Campuses as Havens of Learning, Not Violence
By Jane Wiesenberg
There are quintessential images the word “college” tends to evoke: classic literature, complicated equations, and state-of-the-art labs – to name a few. Yet, in recent years, months, and weeks, another – less fitting and certainly more lethal – term has been added to the list: gun violence.
The history of gun violence on college campuses is both extensive and alarming. The 2007 Virginia Tech Massacre, in which a student killed 32 people and then turned the gun on himself, remains the most deadly shooting in U.S. history. In 2013, there were 27 shootings on or close to college campuses, and just last month, a shooter in Isla Vista, California killed six students and then himself at the University of California, Santa Barbara.
The response to such tragedies has become nearly formulaic. After each episode, a passionate dialogue ensues, with a broad swath of the public demanding sweeping reforms related to firearm possession, including changes to campus regulations. Yet, the emotionally-charged motivation following each incident fades with time, and with a lack of legislative progress, a seemingly endless cycle of ongoing tragedies, public outrage, and no change in policy continues.

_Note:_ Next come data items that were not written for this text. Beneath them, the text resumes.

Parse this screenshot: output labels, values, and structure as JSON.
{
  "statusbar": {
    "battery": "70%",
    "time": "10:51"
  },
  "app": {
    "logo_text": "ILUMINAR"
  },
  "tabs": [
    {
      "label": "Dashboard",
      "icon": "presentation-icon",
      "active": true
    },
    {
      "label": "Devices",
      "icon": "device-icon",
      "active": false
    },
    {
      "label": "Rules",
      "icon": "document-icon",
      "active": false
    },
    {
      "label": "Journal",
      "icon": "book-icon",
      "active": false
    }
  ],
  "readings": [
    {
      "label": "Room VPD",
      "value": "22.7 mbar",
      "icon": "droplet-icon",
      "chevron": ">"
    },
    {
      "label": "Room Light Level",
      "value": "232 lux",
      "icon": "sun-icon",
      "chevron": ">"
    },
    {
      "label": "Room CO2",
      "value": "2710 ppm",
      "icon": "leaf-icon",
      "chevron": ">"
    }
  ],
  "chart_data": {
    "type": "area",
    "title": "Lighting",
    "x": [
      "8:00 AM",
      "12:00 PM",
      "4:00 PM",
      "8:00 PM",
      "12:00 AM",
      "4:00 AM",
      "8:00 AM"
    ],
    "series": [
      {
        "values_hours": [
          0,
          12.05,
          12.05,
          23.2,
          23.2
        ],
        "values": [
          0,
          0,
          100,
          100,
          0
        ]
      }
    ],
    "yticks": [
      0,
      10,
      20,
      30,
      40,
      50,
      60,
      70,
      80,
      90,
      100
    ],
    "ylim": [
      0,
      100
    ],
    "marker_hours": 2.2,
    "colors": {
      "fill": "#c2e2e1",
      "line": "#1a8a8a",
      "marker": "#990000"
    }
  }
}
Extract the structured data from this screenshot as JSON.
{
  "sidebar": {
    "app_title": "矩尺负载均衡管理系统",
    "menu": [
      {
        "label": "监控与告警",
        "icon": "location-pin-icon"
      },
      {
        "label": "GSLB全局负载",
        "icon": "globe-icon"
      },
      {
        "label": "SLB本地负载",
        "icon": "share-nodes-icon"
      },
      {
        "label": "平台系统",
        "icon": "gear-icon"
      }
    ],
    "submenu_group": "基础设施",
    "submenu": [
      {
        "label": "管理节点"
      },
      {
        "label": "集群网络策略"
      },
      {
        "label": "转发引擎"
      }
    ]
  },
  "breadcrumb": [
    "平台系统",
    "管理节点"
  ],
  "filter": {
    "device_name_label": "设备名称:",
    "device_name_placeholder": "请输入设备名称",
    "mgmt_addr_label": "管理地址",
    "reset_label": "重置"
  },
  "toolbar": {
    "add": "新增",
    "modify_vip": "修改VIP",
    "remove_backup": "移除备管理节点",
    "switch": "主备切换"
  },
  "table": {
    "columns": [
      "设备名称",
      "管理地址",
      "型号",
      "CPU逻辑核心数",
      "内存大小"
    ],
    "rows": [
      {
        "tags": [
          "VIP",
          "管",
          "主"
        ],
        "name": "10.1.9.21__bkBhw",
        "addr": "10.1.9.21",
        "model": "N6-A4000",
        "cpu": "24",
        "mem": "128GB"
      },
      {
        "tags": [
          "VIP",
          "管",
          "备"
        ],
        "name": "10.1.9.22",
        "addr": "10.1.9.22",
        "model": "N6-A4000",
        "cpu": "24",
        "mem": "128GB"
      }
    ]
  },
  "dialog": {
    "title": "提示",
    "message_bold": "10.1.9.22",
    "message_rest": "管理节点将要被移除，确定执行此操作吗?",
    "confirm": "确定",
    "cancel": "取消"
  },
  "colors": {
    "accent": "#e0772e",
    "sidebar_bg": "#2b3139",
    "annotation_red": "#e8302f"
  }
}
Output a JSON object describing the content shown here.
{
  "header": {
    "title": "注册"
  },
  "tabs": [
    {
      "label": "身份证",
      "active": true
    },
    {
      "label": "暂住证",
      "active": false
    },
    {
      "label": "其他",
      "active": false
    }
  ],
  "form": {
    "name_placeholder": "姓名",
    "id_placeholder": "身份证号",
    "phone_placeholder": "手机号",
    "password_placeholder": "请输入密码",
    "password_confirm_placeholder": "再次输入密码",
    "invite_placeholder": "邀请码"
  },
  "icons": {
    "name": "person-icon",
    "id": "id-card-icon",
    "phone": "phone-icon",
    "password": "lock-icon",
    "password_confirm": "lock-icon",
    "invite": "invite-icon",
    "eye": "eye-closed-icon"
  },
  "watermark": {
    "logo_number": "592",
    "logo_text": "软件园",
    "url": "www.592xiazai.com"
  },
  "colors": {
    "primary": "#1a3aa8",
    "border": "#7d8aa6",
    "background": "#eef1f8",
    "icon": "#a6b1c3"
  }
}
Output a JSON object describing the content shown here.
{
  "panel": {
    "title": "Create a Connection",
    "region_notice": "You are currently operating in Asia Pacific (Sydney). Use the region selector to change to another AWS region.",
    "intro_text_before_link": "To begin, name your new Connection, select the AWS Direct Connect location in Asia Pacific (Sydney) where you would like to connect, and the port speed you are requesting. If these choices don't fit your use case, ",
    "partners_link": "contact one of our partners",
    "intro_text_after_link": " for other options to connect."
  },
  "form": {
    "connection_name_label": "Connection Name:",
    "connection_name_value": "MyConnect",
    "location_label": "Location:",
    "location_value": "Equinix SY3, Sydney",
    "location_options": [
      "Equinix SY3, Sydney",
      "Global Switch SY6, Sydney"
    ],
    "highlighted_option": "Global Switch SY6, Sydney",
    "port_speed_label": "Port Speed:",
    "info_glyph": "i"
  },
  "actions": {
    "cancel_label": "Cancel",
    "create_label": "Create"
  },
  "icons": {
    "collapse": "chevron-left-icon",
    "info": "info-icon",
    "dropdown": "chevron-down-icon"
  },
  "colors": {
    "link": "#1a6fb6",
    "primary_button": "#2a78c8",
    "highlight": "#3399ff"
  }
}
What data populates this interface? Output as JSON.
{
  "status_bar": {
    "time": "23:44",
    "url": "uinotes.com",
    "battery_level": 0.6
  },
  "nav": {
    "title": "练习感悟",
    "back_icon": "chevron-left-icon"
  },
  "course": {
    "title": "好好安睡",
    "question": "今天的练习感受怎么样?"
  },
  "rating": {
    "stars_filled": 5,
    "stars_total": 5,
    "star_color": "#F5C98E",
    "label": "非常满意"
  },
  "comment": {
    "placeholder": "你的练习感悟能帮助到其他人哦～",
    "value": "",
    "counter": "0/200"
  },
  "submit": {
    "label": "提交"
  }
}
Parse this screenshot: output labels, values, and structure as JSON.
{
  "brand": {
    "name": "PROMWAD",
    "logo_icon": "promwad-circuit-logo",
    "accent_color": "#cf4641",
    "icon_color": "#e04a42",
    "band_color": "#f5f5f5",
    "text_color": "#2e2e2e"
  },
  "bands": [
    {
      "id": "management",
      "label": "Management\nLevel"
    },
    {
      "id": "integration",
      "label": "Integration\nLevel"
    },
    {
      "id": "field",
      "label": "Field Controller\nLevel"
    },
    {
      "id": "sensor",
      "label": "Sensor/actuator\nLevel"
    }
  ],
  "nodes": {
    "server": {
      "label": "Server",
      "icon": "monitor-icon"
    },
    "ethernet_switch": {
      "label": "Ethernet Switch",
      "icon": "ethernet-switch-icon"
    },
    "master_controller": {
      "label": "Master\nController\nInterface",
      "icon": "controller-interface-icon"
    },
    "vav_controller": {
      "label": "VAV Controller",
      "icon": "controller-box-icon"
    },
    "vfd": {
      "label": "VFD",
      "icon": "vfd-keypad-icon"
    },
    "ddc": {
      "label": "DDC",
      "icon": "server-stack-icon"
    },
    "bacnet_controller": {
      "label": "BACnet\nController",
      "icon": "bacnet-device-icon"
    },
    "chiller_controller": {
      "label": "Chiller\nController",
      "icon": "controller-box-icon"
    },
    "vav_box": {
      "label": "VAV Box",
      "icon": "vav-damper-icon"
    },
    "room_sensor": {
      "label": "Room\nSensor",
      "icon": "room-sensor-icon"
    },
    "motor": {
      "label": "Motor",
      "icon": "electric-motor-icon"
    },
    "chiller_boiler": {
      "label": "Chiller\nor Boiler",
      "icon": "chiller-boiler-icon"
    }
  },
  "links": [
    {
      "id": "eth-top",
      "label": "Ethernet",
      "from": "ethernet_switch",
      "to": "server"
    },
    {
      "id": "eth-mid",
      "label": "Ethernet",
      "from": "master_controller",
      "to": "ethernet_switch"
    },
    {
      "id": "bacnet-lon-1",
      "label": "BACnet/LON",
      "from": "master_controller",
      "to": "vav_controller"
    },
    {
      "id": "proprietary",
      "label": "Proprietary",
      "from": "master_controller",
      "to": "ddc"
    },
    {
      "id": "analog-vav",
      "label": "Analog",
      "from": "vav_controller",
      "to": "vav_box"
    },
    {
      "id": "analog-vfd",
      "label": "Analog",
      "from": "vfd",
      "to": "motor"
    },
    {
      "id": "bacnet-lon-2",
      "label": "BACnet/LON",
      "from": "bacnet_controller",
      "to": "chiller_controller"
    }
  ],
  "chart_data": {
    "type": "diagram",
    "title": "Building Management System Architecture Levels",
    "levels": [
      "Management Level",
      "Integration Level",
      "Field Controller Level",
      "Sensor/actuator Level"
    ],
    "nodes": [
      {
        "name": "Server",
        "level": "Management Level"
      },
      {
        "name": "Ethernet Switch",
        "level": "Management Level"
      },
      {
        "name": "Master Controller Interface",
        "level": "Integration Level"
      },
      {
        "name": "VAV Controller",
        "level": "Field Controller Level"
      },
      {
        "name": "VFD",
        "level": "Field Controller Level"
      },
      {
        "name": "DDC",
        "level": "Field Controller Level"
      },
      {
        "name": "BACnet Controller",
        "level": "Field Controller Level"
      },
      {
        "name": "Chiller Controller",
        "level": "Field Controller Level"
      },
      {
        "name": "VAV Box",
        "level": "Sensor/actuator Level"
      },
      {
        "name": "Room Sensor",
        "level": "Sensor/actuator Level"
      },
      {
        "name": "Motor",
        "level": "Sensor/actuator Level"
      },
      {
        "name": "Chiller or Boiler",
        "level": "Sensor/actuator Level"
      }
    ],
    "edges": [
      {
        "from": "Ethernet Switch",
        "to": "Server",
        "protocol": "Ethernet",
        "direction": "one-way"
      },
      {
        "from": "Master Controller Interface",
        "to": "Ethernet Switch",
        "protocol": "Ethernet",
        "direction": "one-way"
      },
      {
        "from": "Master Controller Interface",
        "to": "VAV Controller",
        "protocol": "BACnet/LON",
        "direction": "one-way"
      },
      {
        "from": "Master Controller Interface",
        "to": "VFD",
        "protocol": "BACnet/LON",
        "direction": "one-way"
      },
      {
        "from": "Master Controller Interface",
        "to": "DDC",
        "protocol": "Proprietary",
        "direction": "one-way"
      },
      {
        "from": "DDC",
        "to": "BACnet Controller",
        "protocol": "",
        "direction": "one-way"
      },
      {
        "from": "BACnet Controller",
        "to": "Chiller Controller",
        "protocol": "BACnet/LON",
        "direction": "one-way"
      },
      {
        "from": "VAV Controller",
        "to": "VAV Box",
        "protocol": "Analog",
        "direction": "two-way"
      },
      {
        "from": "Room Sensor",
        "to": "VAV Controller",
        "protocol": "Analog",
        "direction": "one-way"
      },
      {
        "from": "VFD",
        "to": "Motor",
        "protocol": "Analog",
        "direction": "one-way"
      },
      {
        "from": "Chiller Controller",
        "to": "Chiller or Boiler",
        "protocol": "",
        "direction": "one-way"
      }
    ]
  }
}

It is currently legal in 29 states to carry a concealed weapon in some capacity on college campuses, with 22 states allowing individual schools to determine their policies and seven others making firearms legal on all campuses.
College campuses are, quite simply, not the place for firearms. As Boise State University Professor Greg Hampikian points out in a powerful recent op-ed entitled, “When May I Shoot a Student?,” college environments tend to include students under the influence of alcohol and/or drugs, who are likely to make poor and impulsive decisions; the presence of firearms could turn an innocent social dispute into a deadly one. Yet, on a more basic level, colleges exist to breed debate and discussion, both academic and non-academic. With guns on hand, an impassioned classroom debate could end with shots fired.
In short, we must make every effort to curb the presence of guns on college campuses. Arming students against attacks is hardly the answer, as accuracy is low and response times are slow, likely endangering more lives in the process. Instead, recent cases like Isla Vista have shown us that non-lethal tools – like pepper spray – can serve as safe means of defense against a shooter.
Judaism places a high value on human life. Campus safety is an issue that not only students and professors should address, but also one in which the Jewish community should have a voice. To use the words of Rabbi Abraham Joshua Heschel, “Living is not a private affair of the individual. Living is what man does with God’s time, what man does with God’s world.” With Congress’ inability to close simple loopholes in background checks for purchasing firearms in our recent memory, we know that campus safety legislation will require a robust and bipartisan commitment. Ultimately, with changes to campus firearm regulations, colleges will return to what they should be: beacons of learning, research, and innovation – not gun violence.
Jane Wiesenberg is a rising junior at Colby College. She is a Government and Spanish major and Economics minor. Jane is from Mamaroneck, NY and attended Congregation Kol Ami.